Jan de Volder commence par décrire en détails la journée du 26 juillet. Il raconte comment le père Hamel a célébré la messe devant une toute petite assemblée car c’était un office de semaine, pendant les vacances de surcroît. Il y avait un couple âgé et quelques religieuses. Juste à la fin de la messe, deux jihadistes sont entrés et ont poignardé à mort le père Hamel. S’en est suivi avec les personnes présentes dans l’Église un dialogue assez étrange : les jihadistes pensaient avoir agi d’une façon juste selon leur religion. En sortant de l’Église, ils sont tués par la police.

De sa vie nous pouvons retirer quelques enseignements à méditer pendant cette période de l’Avent.

1. Toujours respecter la vie

Le père Hamel n’a pas eu une enfance facile, car ses parents ne s’entendaient pas bien. Dès sa plus tendre enfance, il a émis le souhait de devenir prêtre et il est entré au petit séminaire à l’âge de 14 ans. Il a ensuite effectué son service militaire alors qu’éclatait la guerre d’Algérie. Il aurait pu devenir officier mais il a préféré rester simple soldat : « Je ne veux pas donner l’ordre à des hommes de tuer d’autres hommes », expliquait-il à sa petite sœur Roseline.

2. Accepter de vivre dans une certaine pauvreté

C’est dans la cathédrale de Rouen, en 1958, que le père Hamel a été ordonné prêtre avant d’être nommé sur la rive gauche de la ville. Ses relations avec les paroissiens n’étaient pas toujours faciles en raison de sa grande timidité. Lors des grandes réformes du Concile Vatican II, le père Hamel a suivi avec assuidité les grands bouleversements liturgiques puis il s’est ensuite adapté, naturellement, à ces nouvelles normes. Dans sa vie personnelle, il cultivait la sobriété : il avait une vieille voiture et ne s’achetait pas souvent de vêtements.

3. Être fidèle à l’Eucharistie

Le père Jacques Hamel faisait très attention à la liturgie pendant la messe : « L’Eucharistie est le sommet de sa vie de prêtre : il célèbre la liturgie avec beaucoup de soin et chante avec sa très belle voix. Pour lui, il est important que l’assemblée participe en chantant ».

4. Aller aux périphéries

Au cours de sa vie de prêtre, le père Hamel a servi dans différentes paroisses aux périphéries de la ville de Rouen, et souvent dans des villes où il y avait des ouvriers, des immigrés et des pauvres. Ces lieux étaient souvent des déserts religieux, très déchristianisés. Toujours très attentif aux plus exclus et aux plus pauvres, le père Hamel acceptait d’aller là où d’autres refusaient. Sa nièce Angélique se rappelle : « Tout le monde venait frapper à sa porte, des pauvres de tout genre, des sans domicile fixe, des gens qui sortaient de prison ».

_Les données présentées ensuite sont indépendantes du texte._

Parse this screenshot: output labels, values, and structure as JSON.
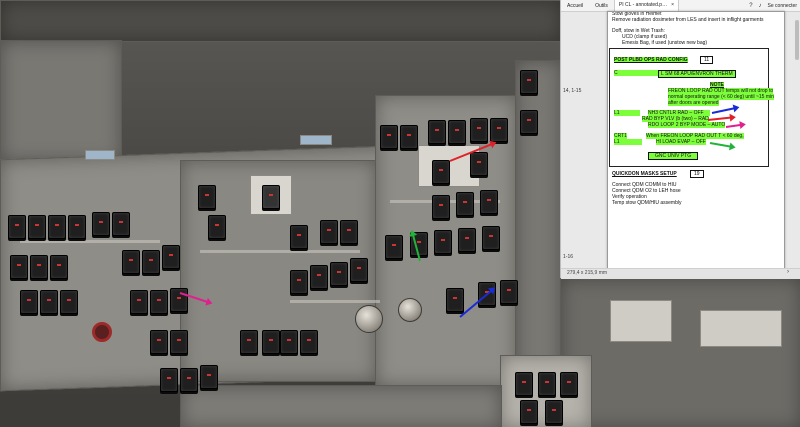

5. Rencontrer des personnes d’autres religions

Le père Hamel était très impressionné par le pape Jean Paul II et il avait été touché lorsque ce dernier avait réuni les responsables des grandes religions à Assise. De même que le Pape, le père Hamel s’est beaucoup intéressé au dialogue inter-religieux, et on le comprend au regard du nombre important de musulmans dans la périphérie de Rouen.

6. Passer du temps avec les plus petits, les enfants et les malades

Le père Hamel appréciait la compagnie des enfants et il leur racontait de nombreuses histoires lors des cours de catéchisme. Il s’intéressait également aux malades et aux plus démunis et fut d’autant plus heureux de l’élection du pape François, proche des pauvres.

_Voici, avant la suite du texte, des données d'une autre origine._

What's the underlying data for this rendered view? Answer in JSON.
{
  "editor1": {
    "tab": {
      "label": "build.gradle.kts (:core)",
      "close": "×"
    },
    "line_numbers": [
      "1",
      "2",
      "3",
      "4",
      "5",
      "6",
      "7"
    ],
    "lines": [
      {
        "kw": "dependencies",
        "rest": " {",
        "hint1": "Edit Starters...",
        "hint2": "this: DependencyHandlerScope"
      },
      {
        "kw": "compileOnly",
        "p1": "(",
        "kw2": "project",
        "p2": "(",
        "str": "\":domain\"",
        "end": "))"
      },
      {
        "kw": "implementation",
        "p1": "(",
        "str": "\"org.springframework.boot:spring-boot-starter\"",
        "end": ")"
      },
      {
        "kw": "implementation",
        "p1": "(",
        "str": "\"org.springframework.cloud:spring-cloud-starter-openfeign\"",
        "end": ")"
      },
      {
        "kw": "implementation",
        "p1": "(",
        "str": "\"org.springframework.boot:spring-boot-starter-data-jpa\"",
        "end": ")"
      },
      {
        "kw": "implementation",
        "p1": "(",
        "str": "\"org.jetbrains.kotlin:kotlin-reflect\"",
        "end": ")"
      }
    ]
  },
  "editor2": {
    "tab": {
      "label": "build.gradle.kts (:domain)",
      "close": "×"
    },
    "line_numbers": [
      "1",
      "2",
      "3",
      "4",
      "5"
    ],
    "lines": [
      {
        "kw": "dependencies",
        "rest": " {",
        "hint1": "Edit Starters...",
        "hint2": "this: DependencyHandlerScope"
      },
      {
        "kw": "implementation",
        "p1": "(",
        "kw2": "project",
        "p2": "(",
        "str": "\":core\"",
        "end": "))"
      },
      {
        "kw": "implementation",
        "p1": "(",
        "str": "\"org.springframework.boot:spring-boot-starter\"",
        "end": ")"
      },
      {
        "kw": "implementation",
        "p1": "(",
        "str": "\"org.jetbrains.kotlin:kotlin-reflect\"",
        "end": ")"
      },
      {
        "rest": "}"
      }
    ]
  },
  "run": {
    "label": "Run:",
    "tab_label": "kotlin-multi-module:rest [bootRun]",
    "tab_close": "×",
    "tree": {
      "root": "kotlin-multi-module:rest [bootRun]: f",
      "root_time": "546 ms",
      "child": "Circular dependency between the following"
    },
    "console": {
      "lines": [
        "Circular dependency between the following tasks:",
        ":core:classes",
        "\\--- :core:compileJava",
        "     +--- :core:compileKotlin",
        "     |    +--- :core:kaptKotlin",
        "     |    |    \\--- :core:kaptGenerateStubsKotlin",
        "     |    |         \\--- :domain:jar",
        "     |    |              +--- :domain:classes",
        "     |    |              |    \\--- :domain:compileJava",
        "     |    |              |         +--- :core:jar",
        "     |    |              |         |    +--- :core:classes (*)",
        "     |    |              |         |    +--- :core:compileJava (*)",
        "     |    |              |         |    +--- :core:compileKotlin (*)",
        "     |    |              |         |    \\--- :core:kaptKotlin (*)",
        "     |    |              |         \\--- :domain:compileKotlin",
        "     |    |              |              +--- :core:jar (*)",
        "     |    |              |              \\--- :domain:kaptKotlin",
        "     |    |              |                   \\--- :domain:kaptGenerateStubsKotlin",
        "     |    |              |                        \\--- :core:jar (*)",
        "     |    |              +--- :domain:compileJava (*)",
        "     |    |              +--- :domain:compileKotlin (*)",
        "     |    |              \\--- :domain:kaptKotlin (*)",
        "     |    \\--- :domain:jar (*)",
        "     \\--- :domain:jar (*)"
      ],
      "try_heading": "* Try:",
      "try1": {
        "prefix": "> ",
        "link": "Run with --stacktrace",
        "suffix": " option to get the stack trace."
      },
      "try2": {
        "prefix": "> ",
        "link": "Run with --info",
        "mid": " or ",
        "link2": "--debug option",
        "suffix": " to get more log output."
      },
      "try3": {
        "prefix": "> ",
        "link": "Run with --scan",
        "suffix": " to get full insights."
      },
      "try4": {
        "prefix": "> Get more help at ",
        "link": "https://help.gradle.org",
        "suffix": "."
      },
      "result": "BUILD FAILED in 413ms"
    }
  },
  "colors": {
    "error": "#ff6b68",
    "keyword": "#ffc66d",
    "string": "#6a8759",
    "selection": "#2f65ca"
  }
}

7. Entreprendre des petits actes d’humilité

Un catholique de la région de Verdun a témoigné par écrit après sa mort : « Mon épouse et moi avons bien connu le père Hamel. Il a été notre curé quand nous habitions dans la banlieue de Rouen. C’était un homme de paix, un homme très bon, humble. Oh, il n’était pas un brillant orateur ou un grand théologien ! Non, jamais il n’a recherché la lumière. C’était un curé de terrain qui labourait patiemment et fidèlement son territoire. Toute sa vie de pasteur, il l’a passé dans les paroisses ouvrières de la région de Rouen, au côté des petites gens. […] Ce curé, nous l’aimions, sa bonté et son humilité nous touchaient, son visage reposant exprimait l’amour et la tendresse ».

 

Martyr : vie et mort du ère Jacques Hamel, 1930-2016 de Jan de Volder. Éditions Santegidio / éditions du Cerf, 2016. 124 pages. 9 euros.